How persuasive is Sidel’s overall picture of the divergent revolutionary fates of Southeast Asia? In comparative ambition and explanatory power, Republicanism, Communism, Islam is a major achievement. This is a work that is not simply a masterful synthesis of post-Andersonian scholarship, but a bridge between the subtlety of Anderson’s style of analysis—even if it doesn’t plunge as deeply into national imaginaries expressed in literature and art—and something like the perspective of world-systems theory on the paths of integration into networks of global capital. For Sidel, however, the prospects of a revolution were not just a function of the particular way in which countries in the region were drawn into the arteries of world capitalism, but of the differing types of pre-capitalist networks enmeshed in contact with it. The revolutionary energies that ensued in Southeast Asia were, it follows, deeply uneven: an early run in the Philippines, an explosive finale in Vietnam.

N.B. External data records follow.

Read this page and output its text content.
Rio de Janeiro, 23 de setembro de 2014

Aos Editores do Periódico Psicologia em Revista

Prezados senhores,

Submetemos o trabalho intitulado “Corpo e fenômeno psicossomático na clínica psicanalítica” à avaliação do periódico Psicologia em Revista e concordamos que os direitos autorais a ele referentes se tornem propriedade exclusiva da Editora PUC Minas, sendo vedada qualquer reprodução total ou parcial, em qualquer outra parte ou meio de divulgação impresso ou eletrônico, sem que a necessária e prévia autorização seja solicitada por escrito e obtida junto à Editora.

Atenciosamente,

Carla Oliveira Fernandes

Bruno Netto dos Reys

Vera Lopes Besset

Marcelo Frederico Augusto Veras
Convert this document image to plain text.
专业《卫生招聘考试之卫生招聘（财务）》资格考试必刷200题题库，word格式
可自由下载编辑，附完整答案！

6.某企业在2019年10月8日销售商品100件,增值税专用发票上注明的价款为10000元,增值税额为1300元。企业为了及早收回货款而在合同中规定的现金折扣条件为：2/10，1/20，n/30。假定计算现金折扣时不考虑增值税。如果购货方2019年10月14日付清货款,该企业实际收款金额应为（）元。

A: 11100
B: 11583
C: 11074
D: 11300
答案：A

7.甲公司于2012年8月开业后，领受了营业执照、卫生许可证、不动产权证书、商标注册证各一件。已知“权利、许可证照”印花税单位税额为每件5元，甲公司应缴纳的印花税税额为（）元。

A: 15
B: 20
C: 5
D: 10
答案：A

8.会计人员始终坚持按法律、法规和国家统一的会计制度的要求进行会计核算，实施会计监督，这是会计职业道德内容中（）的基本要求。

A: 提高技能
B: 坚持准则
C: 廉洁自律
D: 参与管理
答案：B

In his final chapter, Sidel expands his field of comparison with succinct overviews of two other cases, Burma and Malaya. In the latter, communists were too concentrated in what the British had rigorously categorized as the Chinese minority population, making it much harder to radicalize the rest of the population; when Muslim communists from the Dutch East Indies travelled to Malaya in the interwar period they tended to meet with fellow Muslims rather than comrades of Chinese origin. The British authorities were also skilled at dealing with the Communist threat, not merely by repression in a pitiless counterinsurgency, but defanging the movement in a parliamentary mechanism in which Kuomintang-related parties, like the Malayan Chinese Association, were inscribed in the state, and anti-communist operators like Tan Cheng Lock and later Lee Kuan Yew could be cultivated to great effect. In Burma, it was manipulation of Christian hill tribes against the majority-Buddhist Bamar population that allowed the colonial authorities to forestall anti-colonial state-making, still unresolved today—though after 1945 the fact that the country had been ruled so long by the Raj (it was only separated from Delhi in 1937, five years before Japan conquered it) also left it inside an Indian orbit less favourable for revolution than the Sinosphere from which Vietnam benefitted. Today, of course, Myanmar has a much closer—if tenser—relationship with China than with India.

What, finally, of the distinction to be made between cosmopolitanism and nationalism in Southeast Asia? What Sidel’s study shows is that nationalism in the region typically possessed a cosmopolitan dimension, in the sense that even the most hidebound nationalists were not pursuing their national project in a vacuum: they knew they were entering into a world order of states, and that success depended on some form of international cooperation with more powerful global forces. In a recent lecture Sidel has suggested that Anderson was less likely to stress the cosmopolitan dimension of the Indonesian revolution because he was writing during Reagan’s reheated Cold War, and was wary of providing ammunition for neoconservatives attacking the nationalisms of Southeast Asia as offering cover for communist infiltration. Yet Sidel’s own work shows that the same ‘cosmopolitan’ infrastructures that made revolutions in the region possible could also become obstacles to them. Witness the role of the prc, after its pact with the us, in Indochina: in the end, Vietnamese Communism may have benefitted from having fewer rather than more opportunities to compromise. Between Anderson’s networks of ‘anarchist’ solidarity in the time of Rizal and Martí, and Sidel’s of ‘cosmopolitan’ solidarity in the time of Ho and Tan Malaka, there are still fresh comparisons to be made.